Yabancı sesleri geldikçe reh-güzârımdan,
Hep inkisâr-ı emel taştı rûh-i zârımdan!
Vatan-cüdâ olayım sînesinde İslâm’ın?
Bu âkıbet, ne elîm intikâmı eyyâmın!
Benim ki yaşlıyım artık, düşük kolum, kanadım;
Bu intikâmı çalışsın da alsın evlâdım.
Ufukta şimdi güneş sönmek üzre sallanıyor;
Şu var ki çehresi hâlâ parıl parıl yanıyor.
Biraz geçince, şuâ’ât-ı vâpesîniyle,
Dikildi geldi de karşımda, ansızın Nîl’e,
Sularla esnemeyen bir amûd-i nûrânûr,
Fakat bu zıll-i mübâhî, bu intibâ’-ı vakûr,
-Ki çok zaman kalacak sandım imtidâdından-
Beş on dakikada Nîl’in silindi yâdından!
Yazık, o gölge de milyarla zıll-i nâ-yâba ,
Katılmak üzre atılmış meğer bu girdâba!
Görünmüyor güneş artık, önünde perde cibâl;
O, şimdi başka ufuklardan etti arz-ı cemâl.
Acıklı rûhunu mağrib hazîn hazîn döktü;
Zemîne şâm-ı garîbân yavaş yavaş çöktü.
Değişti çehresi Nîl’in: Önümde az kumral;
Deminki zıll-i sütûnun yerinde pek koyu al;
Biraz ilerde, fakat, âdetâ karanlıktı.
Bu reng-i mâteme dağlar da âşinâ çıktı:
Karardı baktım uzaktan dumanlı cebheleri.
Ridâsı mağribin artık kucaklamıştı yeri.
Demin gülümseyen âfâkı tülledikçe zılâl,
Uyandı rûh-i garîbimde bir hayâl-i muhâl:
Cihân-ı sâmiti karşımda ağlıyor sandım...

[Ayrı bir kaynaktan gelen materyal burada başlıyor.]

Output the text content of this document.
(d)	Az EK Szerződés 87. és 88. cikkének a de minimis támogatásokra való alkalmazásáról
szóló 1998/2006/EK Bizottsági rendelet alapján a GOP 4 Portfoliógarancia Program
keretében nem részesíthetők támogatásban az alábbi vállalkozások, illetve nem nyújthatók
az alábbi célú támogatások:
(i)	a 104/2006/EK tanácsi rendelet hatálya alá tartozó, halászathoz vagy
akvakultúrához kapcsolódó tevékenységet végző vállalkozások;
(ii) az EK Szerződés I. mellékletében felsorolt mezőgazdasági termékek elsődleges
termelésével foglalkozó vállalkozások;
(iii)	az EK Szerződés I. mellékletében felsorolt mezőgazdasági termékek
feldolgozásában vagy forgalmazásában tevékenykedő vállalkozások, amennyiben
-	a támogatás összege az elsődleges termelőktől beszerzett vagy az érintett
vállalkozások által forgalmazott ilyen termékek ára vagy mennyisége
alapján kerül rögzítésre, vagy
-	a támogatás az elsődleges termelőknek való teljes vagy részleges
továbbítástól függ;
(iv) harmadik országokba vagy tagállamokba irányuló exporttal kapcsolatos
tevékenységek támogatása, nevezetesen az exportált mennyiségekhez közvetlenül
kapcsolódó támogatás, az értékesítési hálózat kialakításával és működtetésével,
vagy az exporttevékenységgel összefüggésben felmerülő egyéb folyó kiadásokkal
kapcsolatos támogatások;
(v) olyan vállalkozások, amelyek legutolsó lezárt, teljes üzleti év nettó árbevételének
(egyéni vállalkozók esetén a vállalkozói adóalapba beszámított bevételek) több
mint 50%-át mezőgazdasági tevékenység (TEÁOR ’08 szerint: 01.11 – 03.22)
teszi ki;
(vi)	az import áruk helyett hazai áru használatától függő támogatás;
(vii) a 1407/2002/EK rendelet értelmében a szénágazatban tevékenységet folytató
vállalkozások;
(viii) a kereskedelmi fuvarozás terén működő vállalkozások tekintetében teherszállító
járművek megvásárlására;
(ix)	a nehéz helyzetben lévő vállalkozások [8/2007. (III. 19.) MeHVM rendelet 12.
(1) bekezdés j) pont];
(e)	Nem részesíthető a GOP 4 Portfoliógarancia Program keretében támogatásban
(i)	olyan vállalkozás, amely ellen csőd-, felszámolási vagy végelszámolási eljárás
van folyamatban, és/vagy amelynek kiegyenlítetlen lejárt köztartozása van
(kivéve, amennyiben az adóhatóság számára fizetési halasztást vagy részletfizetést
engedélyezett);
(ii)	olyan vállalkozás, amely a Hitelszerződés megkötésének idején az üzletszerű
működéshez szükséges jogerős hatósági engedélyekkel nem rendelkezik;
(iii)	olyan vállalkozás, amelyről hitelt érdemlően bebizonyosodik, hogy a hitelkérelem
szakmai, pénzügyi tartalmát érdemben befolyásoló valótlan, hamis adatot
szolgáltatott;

O gölgelikten inip nûra doğru tırmandım.
15 Kânûnisâni 1329
(28 Ocak 1914)
* El-Uksur, Kâhire’nin altı yüz kilometre kadar cenûbunda Nil’in sâhil-i
şarkîsine düşen bir mevkidir ki eski Mısırlılardan kalma pek çok âsâra mâlik
olduğu için seyyahlarca mâruftur. Aşağıda ismi gelecek “Karnak” ise bizim
Atmeydanı’ndaki dikilitaşlarla doludur.